Pero es que el modelo estatutario en proyecto que pretende amurallar Cataluña provocará antes pronto que tarde una muy grave frustración porque todas las cautelas, prevenciones y desconfianzas que se articulan frente y contra el Estado y la fuerza expansiva del conjunto español en aquella comunidad, saltarán por los aires en cuanto el desarrollo de las nuevas tecnologías -que constituyen tanto una técnica como una cultura- demuestren que, como Ayala preconiza, el «nacionalismo es el pasado» y que ahora las reformas van en la dirección de la «globalización, de la totalidad». Las nuevas tecnologías son, también, las nuevas fronteras virtuales que resultan móviles e incontrolables. La red, la telefonía celular, la interactividad, propician la superación del espacio -y a veces, también del tiempo- como barrera, hacen inútiles los esfuerzos de introspección de los nacionalistas y desmienten esa dimensión universalista de la izquierda que, en España, secunda el anacronismo descentralizador con un falso discurso modernizador. Nada hay de contemporáneo en trocear el poder judicial; establecer imposiciones lingüísticas; blindar competencias; disgregar la acción exterior del Estado; compartimentar la actuación integral respecto de fenómenos generales como la inmigración o practicar la endogamia cultural, sea simbólica o académica.
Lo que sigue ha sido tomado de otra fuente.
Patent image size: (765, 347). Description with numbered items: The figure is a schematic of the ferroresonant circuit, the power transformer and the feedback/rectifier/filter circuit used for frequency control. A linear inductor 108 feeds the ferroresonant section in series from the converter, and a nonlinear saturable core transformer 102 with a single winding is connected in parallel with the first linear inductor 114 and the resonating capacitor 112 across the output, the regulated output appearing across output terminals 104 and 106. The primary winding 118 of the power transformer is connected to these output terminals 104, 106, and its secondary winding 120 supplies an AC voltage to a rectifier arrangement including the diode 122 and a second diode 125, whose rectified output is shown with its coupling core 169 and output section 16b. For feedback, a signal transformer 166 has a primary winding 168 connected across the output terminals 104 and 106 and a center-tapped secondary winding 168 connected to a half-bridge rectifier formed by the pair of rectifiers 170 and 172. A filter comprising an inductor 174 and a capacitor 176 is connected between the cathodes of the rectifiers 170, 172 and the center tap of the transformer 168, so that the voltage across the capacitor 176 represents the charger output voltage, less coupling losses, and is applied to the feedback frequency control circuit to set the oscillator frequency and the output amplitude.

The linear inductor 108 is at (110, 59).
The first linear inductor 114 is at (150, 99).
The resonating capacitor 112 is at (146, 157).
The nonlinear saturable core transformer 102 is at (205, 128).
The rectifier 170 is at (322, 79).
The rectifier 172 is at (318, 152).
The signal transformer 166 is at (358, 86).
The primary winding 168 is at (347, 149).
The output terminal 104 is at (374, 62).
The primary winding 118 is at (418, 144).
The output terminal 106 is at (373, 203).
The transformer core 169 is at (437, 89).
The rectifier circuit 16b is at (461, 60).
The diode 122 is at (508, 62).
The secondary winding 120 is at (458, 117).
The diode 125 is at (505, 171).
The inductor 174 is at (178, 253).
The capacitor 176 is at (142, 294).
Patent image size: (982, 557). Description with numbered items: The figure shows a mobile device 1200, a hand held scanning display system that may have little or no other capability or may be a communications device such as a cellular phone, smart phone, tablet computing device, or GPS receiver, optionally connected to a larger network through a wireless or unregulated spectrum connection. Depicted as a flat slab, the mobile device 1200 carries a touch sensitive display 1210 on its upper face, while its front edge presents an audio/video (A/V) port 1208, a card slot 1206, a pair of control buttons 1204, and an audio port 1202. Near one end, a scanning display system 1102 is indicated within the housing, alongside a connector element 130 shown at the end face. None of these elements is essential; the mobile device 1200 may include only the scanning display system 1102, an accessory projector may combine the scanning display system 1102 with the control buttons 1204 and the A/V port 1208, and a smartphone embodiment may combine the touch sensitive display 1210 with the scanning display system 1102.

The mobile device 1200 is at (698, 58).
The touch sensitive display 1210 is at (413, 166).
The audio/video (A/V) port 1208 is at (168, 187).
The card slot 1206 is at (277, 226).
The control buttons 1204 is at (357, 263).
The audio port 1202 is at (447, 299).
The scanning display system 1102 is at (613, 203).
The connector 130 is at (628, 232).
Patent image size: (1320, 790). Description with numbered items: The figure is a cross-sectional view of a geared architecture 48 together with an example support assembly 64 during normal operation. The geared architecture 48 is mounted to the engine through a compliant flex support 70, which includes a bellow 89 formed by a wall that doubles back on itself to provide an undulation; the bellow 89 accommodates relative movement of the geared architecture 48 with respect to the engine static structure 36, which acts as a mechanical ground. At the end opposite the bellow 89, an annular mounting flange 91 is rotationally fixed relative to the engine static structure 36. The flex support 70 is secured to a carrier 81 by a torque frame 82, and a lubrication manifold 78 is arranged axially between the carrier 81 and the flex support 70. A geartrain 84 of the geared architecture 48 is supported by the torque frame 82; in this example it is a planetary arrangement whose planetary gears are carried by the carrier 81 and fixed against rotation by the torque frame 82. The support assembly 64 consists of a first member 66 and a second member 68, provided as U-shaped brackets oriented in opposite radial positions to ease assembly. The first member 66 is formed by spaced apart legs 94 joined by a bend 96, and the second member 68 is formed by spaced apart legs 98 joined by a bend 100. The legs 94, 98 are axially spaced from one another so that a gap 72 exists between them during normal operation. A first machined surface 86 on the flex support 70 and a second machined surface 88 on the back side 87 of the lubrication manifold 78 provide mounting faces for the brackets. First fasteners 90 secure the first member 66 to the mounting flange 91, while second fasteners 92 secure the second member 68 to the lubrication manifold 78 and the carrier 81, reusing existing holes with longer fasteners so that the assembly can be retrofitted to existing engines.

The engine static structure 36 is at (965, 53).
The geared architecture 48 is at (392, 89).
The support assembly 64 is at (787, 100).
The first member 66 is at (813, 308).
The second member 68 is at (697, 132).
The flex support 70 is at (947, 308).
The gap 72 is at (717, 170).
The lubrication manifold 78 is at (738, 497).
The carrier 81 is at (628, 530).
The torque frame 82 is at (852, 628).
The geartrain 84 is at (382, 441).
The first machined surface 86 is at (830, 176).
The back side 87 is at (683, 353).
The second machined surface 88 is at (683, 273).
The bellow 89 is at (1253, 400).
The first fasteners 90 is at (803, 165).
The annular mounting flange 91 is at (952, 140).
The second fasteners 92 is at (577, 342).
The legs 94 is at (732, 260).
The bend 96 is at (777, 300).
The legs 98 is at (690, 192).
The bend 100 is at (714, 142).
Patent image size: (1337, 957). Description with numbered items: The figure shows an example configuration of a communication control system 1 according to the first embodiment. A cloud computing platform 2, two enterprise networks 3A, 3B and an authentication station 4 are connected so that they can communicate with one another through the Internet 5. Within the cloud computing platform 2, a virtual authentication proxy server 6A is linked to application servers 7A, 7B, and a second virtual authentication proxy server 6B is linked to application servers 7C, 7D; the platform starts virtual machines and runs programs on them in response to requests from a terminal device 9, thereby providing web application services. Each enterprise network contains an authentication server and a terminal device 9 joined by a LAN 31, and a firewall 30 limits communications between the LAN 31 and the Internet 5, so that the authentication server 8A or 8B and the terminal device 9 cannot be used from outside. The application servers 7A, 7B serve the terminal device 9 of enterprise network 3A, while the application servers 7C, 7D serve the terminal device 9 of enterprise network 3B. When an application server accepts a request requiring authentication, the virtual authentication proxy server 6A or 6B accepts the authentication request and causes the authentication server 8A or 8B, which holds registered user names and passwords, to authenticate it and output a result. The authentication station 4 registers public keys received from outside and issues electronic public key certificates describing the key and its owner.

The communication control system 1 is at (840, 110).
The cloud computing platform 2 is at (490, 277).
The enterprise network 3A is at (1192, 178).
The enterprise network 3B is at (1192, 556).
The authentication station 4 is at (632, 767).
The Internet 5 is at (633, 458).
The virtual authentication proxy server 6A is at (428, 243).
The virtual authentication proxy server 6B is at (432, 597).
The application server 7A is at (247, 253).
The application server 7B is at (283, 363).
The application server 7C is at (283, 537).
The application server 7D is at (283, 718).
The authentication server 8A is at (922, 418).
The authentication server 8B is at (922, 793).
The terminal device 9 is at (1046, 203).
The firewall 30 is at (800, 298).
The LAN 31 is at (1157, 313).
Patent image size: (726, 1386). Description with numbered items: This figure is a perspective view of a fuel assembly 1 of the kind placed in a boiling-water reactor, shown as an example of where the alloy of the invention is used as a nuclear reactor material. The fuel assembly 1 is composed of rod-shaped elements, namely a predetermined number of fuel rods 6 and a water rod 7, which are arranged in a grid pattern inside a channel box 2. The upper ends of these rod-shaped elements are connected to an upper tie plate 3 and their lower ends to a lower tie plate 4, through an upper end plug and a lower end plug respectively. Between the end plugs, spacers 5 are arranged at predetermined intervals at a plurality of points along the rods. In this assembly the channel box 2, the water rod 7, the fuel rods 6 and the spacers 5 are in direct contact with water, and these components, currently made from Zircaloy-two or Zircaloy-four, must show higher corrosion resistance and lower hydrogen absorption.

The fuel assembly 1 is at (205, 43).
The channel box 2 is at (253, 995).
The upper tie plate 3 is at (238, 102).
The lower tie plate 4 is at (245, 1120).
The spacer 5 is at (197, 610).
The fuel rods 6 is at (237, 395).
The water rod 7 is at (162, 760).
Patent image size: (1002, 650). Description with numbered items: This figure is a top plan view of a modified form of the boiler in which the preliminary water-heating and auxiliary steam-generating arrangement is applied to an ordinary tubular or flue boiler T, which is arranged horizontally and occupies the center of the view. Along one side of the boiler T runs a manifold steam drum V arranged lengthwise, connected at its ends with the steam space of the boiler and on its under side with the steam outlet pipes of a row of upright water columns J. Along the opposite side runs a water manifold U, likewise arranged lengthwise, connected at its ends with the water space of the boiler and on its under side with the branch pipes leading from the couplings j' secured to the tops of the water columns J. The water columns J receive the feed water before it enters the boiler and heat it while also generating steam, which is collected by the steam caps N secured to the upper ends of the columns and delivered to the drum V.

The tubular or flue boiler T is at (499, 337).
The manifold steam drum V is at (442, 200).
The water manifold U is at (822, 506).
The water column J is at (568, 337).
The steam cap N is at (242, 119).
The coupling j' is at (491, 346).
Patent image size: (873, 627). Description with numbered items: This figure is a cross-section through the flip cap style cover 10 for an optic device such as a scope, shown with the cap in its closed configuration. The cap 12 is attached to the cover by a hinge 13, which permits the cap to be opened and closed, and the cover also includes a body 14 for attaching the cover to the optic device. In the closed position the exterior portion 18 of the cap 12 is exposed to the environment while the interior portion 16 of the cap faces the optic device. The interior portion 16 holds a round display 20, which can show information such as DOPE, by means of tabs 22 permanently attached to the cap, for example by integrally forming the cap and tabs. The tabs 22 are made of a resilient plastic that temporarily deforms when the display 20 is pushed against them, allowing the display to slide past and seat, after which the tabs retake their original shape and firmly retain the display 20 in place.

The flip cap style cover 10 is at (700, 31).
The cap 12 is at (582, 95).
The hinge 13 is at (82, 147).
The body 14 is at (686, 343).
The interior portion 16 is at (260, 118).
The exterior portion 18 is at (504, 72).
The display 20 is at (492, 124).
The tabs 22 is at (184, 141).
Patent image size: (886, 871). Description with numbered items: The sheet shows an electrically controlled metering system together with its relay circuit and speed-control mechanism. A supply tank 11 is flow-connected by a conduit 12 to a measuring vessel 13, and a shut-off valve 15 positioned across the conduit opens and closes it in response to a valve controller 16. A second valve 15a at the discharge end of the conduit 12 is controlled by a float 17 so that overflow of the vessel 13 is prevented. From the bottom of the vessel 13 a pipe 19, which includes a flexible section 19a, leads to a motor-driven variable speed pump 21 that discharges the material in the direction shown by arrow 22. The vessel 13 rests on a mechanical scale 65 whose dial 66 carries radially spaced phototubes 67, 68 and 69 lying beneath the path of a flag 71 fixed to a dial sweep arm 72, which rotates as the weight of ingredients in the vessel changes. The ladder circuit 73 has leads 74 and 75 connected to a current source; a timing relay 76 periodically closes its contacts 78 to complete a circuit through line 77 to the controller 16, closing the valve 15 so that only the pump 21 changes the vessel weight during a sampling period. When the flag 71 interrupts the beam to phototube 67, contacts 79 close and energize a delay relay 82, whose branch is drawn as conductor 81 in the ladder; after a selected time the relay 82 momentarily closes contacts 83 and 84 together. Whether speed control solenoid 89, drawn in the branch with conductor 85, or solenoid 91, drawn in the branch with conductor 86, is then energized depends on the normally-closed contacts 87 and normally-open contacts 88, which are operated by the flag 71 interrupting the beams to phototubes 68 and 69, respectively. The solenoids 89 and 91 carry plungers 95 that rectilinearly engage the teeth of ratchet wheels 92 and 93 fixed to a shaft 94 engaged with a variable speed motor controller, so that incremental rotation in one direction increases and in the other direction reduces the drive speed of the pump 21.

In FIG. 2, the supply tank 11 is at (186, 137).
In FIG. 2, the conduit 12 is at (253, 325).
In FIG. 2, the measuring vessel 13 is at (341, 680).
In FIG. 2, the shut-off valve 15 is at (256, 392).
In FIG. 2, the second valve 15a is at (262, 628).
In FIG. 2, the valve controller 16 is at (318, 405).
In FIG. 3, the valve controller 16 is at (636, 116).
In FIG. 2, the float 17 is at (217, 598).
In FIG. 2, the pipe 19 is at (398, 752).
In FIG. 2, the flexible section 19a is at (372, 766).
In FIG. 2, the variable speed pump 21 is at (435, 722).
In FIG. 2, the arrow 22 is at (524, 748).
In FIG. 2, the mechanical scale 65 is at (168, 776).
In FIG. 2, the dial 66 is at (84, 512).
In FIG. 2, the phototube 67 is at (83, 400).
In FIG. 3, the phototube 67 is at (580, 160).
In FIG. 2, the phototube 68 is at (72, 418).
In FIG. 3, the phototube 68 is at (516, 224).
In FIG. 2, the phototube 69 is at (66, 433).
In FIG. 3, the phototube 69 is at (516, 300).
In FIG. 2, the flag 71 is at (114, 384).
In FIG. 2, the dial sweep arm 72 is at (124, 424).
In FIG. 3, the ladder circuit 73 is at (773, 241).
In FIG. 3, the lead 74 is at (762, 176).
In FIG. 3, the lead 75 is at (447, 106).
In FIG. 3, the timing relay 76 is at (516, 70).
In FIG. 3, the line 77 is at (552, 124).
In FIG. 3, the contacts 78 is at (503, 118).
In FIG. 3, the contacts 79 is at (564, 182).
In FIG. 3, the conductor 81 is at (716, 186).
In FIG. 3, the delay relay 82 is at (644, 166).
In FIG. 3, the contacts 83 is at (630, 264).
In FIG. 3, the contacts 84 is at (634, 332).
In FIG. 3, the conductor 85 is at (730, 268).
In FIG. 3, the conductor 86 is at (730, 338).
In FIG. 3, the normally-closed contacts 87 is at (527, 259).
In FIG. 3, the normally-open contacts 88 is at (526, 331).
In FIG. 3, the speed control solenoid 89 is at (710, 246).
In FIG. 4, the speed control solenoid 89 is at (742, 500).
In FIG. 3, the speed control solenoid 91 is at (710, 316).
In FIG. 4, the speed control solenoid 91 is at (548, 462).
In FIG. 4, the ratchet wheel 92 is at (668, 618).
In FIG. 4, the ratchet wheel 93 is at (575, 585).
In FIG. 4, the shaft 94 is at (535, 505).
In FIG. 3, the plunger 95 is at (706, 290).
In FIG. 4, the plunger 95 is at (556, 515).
¿Por qué, entonces, vamos en España en sentido contrario a la contemporaneidad? Sin duda por la abdicación del socialismo a su propia coherencia en aras a ostentar el poder de forma estable pagando peaje a los nacionalistas y, sin duda también, por la instalación de ese estúpido pensamiento único que da por «progresista» cualquier proposición de carácter nacionalista. Félix Ovejero (ver «El Noticiero de las Ideas», número 22) ha sostenido con agudeza que el supuesto «republicanismo» de Rodríguez Zapatero es perfectamente contradictorio con el nacionalismo, entre otras razones -añado- porque éste es retrógrado casi por definición, aun aquel que se tiene por lo contrario y diga militar en la izquierda. Por otra parte, en el magnífico ensayo de Denis Jeambar titulado «Los dictadores del pensamiento y demás aleccionadores», editado en España por «Gota a gota» (editorial de FAES), se explica muy bien la trama que urde el pensamiento único en Francia -país en el que nace-. El autor, director del semanario L´Express, sostiene que ahora se está desarrollando una democracia que «ni siquiera es ya opinión sino emoción». Pues bien: todo este proceso de involución intelectiva y política nos está conduciendo, emocional que no racionalmente, a una extraña fascinación en algunos y a la subordinación de muchos a los nacionalismos periféricos que, aprovechando la contradicción que genera el enfrentamiento visceral entre los dos grandes partidos nacionales, están cosechando de forma irreversible un auténtico botín político. Siendo esto grave, lo es mucho más -como bien saben los silenciosos intelectuales de la izquierda española y los poco aguerridos empresarios de este país- que circulamos en dirección contraria, como los suicidas de la carretera. La colisión con la realidad será, pues, inevitable.